De um lado, eles dizem, os colecionadores, isolados em casa, passaram a conviver mais com os acervos que já possuem, o que estimulou o interesse em novas aquisições.
De outro, uma nova safra de clientes, mais jovens e acostumados às compras via redes sociais, vem se delineando. "Acho que as pessoas começaram a notar aquela parede vazia, ou aquele trabalho que não tinha significado, e isso incomodou mais do que antigamente", resume Cimino, da Zipper.
Isso, aliado ao cancelamento em série das feiras internacionais, que comprometem boa parte do orçamento das casas, faz com que as perspectivas do mercado de arte soem mais favoráveis do que a de muitos outros setores. Só uma participação na SP-Arte, por exemplo, pode ultrapassar os R$ 100 mil, e alguns espaços viajavam para mais de uma dezena de eventos do tipo num ano.
Mesmo assim, o período está longe de ser de vacas gordas. Várias galerias menores continuam a sofrer. E a OMA e a Janaina Torres, outras a relatarem altas de vendas, creditam seus crescimentos a uma ação promocional do projeto Partilha, nascido da união de espaços pequenos e médios na pandemia. As galerias que participam da iniciativa oferecem descontos sobre trabalhos de outros artistas em compras de obras selecionadas.
Thomaz Pacheco, da OMA, diz que iniciou a ação já em abril, um mês antes das demais galerias a adotarem. Ela resultou na comercialização de 33 obras, mais do que as 26 do seu pico de vendas anterior, na SP-Arte. Além disso, vários desses negócios foram fechados com colecionadores novos.
Pacheco avalia que a quantidade de obras vendidas e a conquista de 20 novos clientes fez valer a pena baixar os preços.

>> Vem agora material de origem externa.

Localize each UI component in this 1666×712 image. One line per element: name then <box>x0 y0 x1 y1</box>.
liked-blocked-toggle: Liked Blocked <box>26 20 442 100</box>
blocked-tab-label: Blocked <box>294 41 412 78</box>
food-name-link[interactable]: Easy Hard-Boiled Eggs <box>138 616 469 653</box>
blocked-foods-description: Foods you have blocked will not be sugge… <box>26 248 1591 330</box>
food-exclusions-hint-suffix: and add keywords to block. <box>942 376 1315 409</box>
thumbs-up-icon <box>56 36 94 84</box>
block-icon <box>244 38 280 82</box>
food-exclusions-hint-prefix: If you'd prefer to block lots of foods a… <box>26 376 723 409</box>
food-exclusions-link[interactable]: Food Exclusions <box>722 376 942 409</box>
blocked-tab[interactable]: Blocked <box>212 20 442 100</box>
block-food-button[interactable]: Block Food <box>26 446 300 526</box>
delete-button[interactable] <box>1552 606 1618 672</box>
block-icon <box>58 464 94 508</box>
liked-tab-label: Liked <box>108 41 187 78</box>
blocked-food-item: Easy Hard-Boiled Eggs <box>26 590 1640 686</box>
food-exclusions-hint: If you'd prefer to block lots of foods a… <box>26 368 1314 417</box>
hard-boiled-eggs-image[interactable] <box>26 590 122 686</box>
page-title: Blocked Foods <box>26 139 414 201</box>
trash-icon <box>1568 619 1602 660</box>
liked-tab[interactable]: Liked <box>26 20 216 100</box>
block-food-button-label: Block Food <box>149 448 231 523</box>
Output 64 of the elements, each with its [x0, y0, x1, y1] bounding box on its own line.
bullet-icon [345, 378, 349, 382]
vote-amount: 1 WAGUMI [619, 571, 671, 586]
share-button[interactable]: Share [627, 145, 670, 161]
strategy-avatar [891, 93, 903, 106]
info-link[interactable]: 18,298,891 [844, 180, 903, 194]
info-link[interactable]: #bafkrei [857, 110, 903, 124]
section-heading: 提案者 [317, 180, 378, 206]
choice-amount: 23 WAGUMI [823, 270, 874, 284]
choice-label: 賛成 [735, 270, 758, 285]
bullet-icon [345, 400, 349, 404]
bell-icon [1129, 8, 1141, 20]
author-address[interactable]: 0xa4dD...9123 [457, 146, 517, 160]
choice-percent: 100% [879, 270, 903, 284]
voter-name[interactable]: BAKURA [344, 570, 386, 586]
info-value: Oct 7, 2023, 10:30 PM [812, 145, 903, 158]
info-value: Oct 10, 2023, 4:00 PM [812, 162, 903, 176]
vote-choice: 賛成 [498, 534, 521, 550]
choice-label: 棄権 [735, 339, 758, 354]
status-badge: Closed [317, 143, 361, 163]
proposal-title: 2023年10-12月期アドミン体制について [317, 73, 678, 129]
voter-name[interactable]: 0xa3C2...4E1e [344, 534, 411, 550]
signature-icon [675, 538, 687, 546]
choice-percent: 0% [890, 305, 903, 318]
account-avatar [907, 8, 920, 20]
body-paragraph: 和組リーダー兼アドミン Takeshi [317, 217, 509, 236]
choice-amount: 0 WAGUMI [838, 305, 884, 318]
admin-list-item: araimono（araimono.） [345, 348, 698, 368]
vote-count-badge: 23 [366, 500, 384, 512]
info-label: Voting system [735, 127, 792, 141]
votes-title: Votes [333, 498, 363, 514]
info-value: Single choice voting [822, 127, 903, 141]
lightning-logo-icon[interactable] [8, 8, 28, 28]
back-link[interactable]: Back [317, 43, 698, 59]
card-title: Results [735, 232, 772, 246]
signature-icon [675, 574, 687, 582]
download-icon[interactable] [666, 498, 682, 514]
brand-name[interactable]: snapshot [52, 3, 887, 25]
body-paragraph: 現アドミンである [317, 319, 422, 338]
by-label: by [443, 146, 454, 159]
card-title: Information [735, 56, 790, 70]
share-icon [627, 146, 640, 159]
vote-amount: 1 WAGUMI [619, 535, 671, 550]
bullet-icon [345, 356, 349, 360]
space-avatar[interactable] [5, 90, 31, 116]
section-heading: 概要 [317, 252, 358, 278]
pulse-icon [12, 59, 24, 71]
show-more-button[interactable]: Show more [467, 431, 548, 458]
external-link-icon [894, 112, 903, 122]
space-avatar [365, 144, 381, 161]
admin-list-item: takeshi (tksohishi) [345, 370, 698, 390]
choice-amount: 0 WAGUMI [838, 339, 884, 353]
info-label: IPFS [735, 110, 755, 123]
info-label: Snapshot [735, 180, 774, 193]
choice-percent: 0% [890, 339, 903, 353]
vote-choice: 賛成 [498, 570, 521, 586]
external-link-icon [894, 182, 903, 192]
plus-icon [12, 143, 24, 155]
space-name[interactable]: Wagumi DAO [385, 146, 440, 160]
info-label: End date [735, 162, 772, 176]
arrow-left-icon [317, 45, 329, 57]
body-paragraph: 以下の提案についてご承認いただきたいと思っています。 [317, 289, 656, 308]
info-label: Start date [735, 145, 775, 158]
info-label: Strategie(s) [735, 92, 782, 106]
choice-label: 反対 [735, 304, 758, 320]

Mais importante, porém, foi o fato de que a ação conseguiu beneficiar vários artistas da galeria. "Em tempos adversos como esses, é fundamental a preocupação com quem está construindo com a gente. Porque a galeria ganha com todos os artistas, mas o artista só ganha com o próprio trabalho."
Mesmo mantendo os valores, espaços maiores também relatam ter visto uma procura maior por obras mais acessíveis. Além de funcionarem melhor no ambiente virtual, elas também são mais atrativas para os novos colecionadores.
Um cliente novo provavelmente não comprará um trabalho de R$ 200 mil de uma casa que não conhece, exemplifica Alexandre Gabriel, da Fortes, pois isso "exige um nível de envolvimento com a galeria". "Ele vai comprar uma fotografia ou um desenho de um artista conhecido."
"Estamos nos adaptando", diz Thiago Gomide, da Bergamin e Gomide, que conta ter apostado em obras de artistas mais jovens do seu time, como Marcelo Cipis, e estar vendendo trabalhos de R$ 20 mil a R$ 200 mil.
Antes, a faixa girava em torno do R$ 1,5 milhão, e a maioria das vendas era para estrangeiros.
Luisa Strina, a mais poderosa galerista do país, afirma que recentemente voltou ao ritmo normal de vendas.
Segundo ela, sempre há mercado para coisas boas. "O desejo continua, ele não vai embora."
Questionada sobre as suas expectativas para o futuro, ela responde que o cenário é incerto. "Se eu soubesse, te contava. Mas não dá para saber."